The bond markets have been highly volatile in the past few months and within that space, the sovereign debt markets across the Eurozone countries have been a big signal of sentiment for the market. The spread between the yield on German (core) and Spain (periphery) debt is an interesting chart to gauge what markets are feeling about Greece and risk. The dip today suggests that investors are becoming more confident again.
When investors feel the need for a safe haven, they look towards the German Bund, whilst when risk appetite and confidence is on the rise, safe havens will be shunned and peripheral Eurozone debt will be bought. Buying German Bunds over Spanish debt (ie. when investors feel risk averse) pulls the German yield lower relative to the Spanish and the spread increases.

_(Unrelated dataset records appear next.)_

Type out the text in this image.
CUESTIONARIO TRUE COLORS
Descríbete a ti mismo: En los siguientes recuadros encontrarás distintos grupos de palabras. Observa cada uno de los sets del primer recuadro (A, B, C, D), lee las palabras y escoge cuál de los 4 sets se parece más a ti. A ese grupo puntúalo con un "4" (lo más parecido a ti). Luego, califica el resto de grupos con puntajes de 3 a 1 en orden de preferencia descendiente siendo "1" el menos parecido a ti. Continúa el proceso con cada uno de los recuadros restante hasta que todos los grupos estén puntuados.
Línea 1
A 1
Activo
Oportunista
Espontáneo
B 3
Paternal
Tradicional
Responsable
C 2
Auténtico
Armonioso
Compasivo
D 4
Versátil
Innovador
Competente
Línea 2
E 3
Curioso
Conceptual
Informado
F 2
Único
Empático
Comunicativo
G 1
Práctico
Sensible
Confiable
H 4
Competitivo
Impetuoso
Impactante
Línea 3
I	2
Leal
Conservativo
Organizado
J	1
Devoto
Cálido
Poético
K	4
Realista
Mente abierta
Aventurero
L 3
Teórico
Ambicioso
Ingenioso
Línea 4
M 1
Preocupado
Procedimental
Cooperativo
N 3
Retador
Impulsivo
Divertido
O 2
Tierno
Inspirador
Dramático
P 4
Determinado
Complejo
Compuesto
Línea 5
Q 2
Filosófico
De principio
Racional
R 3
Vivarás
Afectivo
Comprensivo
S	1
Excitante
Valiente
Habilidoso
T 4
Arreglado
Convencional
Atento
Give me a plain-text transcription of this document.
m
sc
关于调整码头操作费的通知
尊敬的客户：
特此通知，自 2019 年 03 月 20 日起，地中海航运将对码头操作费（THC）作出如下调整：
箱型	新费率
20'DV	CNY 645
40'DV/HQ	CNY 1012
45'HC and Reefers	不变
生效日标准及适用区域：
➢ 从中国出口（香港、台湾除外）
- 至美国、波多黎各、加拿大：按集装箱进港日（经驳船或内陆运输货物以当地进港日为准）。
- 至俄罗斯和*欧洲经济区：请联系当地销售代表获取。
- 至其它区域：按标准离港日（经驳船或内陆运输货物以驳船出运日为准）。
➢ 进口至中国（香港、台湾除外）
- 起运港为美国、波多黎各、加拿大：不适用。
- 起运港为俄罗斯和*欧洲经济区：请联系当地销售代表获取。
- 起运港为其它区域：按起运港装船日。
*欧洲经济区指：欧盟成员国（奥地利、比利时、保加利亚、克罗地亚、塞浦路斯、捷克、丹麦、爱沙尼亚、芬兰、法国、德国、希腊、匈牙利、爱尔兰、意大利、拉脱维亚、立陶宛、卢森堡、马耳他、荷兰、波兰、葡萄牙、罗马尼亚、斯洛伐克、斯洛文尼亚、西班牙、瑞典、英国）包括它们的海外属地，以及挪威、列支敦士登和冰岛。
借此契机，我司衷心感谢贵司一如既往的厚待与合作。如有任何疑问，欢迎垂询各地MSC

The spread pulled sharply higher on Monday as markets reacted with fear over the potential fallout from Greece not accepting the terms of its creditors and it has subsequently defaulted on its IMF debt. However, on Wednesday, reports out of Greece suggest that polling over the Greek Referendum is getting closer (the No vote is losing ground). This has resulted in the spread falling back again. (The chart below it shows EUR/USD which does seem to be also moving around with the spread).
The creditors are looking to Greece to hold the referendum as they clearly feel that when push comes to shove, the vote which is effectively a vote for Euro membership, will result in a “Yes” vote. It is highly unlikely that Greek Prime Minister Tsipras will be able to continue to negotiate for his country in the event of a “Yes” vote seeing as he is actively campaigning for the “No” vote. The creditors see the referendum as a move towards not only getting Greece to agree to terms but also to having a change of government that is far less left leaning.
Watch for the movement on the spread between the German 10 year Bund yield and the Spanish 10 year to act as a gauge for market sentiment on Greece.